Smoking is a complex issue for Christians. But with prayer, wisdom from the Holy Spirit, non-judgement towards others, and focus on God’s purposes, we can honor the Lord with our choices and treatment of our bodies.


In summary, there are strong biblical principles and historical voices indicating smoking goes against God’s ideal purposes for our bodies and lifestyles. Many Christians argue smoking is inherently sinful in all cases.

However, since the Bible does not directly prohibit smoking, others believe it falls into a disputable category where personal conscience gives freedom. The right choice depends on each believer’s convictions before God.
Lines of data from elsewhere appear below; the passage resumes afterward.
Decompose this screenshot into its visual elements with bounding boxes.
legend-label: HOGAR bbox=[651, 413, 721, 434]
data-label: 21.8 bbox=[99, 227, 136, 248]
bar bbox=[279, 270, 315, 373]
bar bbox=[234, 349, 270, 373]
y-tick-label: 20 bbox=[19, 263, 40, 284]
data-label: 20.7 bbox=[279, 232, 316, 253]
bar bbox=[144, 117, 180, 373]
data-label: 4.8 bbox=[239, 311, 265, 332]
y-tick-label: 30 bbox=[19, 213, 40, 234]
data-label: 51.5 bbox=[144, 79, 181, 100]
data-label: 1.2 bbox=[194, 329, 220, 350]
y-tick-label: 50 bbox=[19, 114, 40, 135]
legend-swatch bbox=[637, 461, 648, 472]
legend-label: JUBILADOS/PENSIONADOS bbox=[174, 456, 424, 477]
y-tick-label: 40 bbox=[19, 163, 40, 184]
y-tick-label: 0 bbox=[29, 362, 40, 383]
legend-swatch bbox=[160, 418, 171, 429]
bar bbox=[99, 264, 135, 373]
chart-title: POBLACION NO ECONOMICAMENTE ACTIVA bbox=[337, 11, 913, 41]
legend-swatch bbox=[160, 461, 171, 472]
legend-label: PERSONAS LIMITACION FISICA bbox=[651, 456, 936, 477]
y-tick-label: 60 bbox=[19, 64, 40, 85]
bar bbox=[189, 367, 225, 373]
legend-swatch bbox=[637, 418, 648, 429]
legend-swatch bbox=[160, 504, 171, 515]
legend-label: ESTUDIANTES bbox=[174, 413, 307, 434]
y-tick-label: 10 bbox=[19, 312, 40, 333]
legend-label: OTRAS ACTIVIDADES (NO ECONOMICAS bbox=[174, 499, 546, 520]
Evangelical and Charismatic Christians must be extremely careful, however, not to judge fellow believers on this issue. Only God can judge the heart.

For those who currently smoke, the ideal path forward is prayerfully examining their conscience and motives before God. Strength from the Holy Spirit and support of Christian community can help overcome smoking addiction if one is convicted it is indeed sin. But even if one smokes, maximizing other good works brings glory to God.

While reasonable Christians can disagree, the undeniable conclusion is smoking carries substantial proven health risks. Therefore, abstaining from tobacco use is the wisest choice for living a healthy and godly life.

But whether occasional smoking disqualifies someone from heaven is not ours to definitively determine. Our responsibility as Christians is to love others, avoid judgement, and seek God’s will in how we care for the temple of our physical bodies. By God’s grace and strength, we can strive to honor Him in all areas of life.